Future or Investigational Therapies
Experimental treatments include
Systemic glucocorticoid therapy
- In chronic silicosis with COPD flare up, prednisolone has been used and this resulted in statistically (although not clinically) significant improvements in lung volumes, carbon monoxide diffusing capacity, and partial pressure of arterial oxygen[1]
Tamoxifen citrate
- Tamoxifen citrate, a selective estrogen receptor modulator used for the treatment of breast cancer , inhibits the production of transforming growth factor-beta (TGF-β). TGF-β has important roles in the formation of fibrosis such as the modulation of inflammation, wound repair, and immunity by decreasing lymphocyte proliferation and encouraging growth of fibroblasts. Studies about the possible effects of tamoxifen on progression, prevention, and treatment of the fibrotic pulmonary silicosis disease considering the anti-fibrotic effect shown in aforementioned studies[2]
Whole-lung lavage
- Whole-lung lavage can be done based on the similarity of acute silicosis and pulmonary alveolar proteinosis, although clinical utility is not very clear[3]
References
- ↑ Sharma SK, Pande JN, Verma K (1991). "Effect of prednisolone treatment in chronic silicosis". Am Rev Respir Dis. 143 (4 Pt 1): 814–21. doi:10.1164/ajrccm/143.4_Pt_1.814. PMID 2008993.

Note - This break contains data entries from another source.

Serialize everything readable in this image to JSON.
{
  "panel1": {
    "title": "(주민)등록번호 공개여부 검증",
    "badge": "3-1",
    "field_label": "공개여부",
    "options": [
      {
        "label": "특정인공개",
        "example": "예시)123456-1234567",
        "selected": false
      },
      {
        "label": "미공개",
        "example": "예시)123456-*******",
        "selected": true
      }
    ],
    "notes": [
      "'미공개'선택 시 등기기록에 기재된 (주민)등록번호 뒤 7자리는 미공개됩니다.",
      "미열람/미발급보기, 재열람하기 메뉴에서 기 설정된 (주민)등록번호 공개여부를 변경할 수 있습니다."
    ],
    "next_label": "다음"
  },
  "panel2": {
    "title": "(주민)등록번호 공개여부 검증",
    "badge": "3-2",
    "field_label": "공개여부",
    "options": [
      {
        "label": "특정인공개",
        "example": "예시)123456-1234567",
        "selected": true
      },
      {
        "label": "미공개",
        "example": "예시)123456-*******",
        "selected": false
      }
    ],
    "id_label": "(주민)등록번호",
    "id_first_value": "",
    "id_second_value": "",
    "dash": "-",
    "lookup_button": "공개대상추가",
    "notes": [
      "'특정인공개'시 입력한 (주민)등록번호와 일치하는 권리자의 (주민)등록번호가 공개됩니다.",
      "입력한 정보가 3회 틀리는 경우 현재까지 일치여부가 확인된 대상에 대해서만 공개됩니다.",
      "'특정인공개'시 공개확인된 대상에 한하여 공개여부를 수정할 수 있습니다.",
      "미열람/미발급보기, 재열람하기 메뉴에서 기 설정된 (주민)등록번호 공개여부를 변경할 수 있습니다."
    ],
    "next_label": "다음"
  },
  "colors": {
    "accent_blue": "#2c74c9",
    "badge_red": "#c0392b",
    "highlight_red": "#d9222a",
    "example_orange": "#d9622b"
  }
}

- ↑ Yoldas O, Karaca T, Bilgin BC, Yilmaz OH, Simsek GG, Alici IO; et al. (2015). "Tamoxifen citrate: a glimmer of hope for silicosis". J Surg Res. 193 (1): 429–34. doi:10.1016/j.jss.2014.08.013. PMID 25218282.
- ↑ Stafford M, Cappa A, Weyant M, Lara A, Ellis J, Weitzel NS; et al. (2013). "Treatment of acute silicoproteinosis by whole-lung lavage". Semin Cardiothorac Vasc Anesth. 17 (2): 152–9. doi:10.1177/1089253213486524. PMID 23632425.